橘兄妹によって人見知りを克服すると瞬く間に校内の人気者と化し、
絢辻詞の跡を継いで創設祭実行委員長まで上り詰めた中多紗江の成長ぶりに
うれしく思いつつも、うれしいのだけれど少し複雑に思っている純一の様子が
うまく描かれています。
中多紗江編は前作『アマガミSS』(第9話〜第12話;Blu-ray/DVD第5巻〜第6巻収録)同様、
ナレーション以外すべてのキャラクターがボケにまわっていたり、
メタフィクション的な描写はそのままであるものの、
前作のようなコメディコメディした珍奇な展開は良い意味で少なくなっています。
中多紗江編でも絢辻詞は生徒会長になっていますが、
サポート役(黒幕?)に徹しているところや、ベストカップルコンテストが
昨年の優勝者である森島はるか・塚原ひびきと梅原の影響により、
トロ子、黒にゃんこといったコスプレコンテストになりつつあるなどといった、
小ネタの回収&バタフライエフェクトの部分もしっかりと描かれています。
あと、券売機にある食堂のメニューが、一般の高校のそれを凌駕しています。
是非一時停止でご確認を。
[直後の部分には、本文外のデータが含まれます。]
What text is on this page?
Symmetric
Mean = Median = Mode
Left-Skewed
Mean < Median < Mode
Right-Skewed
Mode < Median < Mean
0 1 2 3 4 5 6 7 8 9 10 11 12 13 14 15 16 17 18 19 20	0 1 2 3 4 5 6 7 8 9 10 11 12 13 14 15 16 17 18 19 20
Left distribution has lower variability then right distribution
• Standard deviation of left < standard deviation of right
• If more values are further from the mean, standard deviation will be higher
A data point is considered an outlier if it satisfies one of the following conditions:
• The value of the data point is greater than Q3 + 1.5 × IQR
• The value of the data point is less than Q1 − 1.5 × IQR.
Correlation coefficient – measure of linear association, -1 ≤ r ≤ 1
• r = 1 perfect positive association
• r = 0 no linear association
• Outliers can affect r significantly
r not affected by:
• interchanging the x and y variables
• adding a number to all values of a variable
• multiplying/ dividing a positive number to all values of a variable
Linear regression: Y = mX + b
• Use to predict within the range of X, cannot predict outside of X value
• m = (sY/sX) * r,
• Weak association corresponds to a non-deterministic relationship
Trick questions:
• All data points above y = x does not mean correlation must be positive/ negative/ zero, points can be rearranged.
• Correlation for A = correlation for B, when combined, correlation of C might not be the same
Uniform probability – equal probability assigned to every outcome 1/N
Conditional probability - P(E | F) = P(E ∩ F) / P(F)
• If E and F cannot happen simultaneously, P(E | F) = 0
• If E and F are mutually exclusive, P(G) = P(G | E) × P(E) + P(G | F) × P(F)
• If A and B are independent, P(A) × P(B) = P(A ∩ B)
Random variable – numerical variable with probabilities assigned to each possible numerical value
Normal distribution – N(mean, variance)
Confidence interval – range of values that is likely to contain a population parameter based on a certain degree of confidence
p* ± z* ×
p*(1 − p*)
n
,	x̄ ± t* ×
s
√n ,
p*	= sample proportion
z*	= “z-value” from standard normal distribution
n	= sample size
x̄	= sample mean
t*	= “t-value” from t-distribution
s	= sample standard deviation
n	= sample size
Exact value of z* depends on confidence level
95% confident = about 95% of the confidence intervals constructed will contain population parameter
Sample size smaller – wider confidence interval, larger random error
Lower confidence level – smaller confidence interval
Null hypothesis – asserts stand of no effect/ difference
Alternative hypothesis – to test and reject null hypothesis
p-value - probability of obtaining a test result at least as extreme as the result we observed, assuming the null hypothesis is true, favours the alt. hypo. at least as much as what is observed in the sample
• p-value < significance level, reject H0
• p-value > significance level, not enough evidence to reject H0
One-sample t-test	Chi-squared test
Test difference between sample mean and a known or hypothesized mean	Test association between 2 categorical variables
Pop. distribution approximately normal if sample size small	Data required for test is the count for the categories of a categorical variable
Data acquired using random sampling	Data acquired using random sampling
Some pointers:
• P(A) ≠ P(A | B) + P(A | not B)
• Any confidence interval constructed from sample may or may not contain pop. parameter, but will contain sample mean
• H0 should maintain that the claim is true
それにわんこがカワイイです。
ゲームの「スキBEST」後日談を髣髴とさせる八年後のふたりを描いたエンディングでは、
まだ幼い長女の声色が「はかせ」や「小神あきら」ではなく、
似て非なる「中多紗江の娘」にちゃんとなっているのには思わず感嘆しました。
二人目か……。
また、Blu-ray/DVD限定のエクストラ・エピソードは、前編アバンタイトルの
『冬眠前のクマさんは……』が、どんな映像作品に仕上がったのかが
分かる仕組みになっています。なるほど、こういう繋げ方をしたわけですね。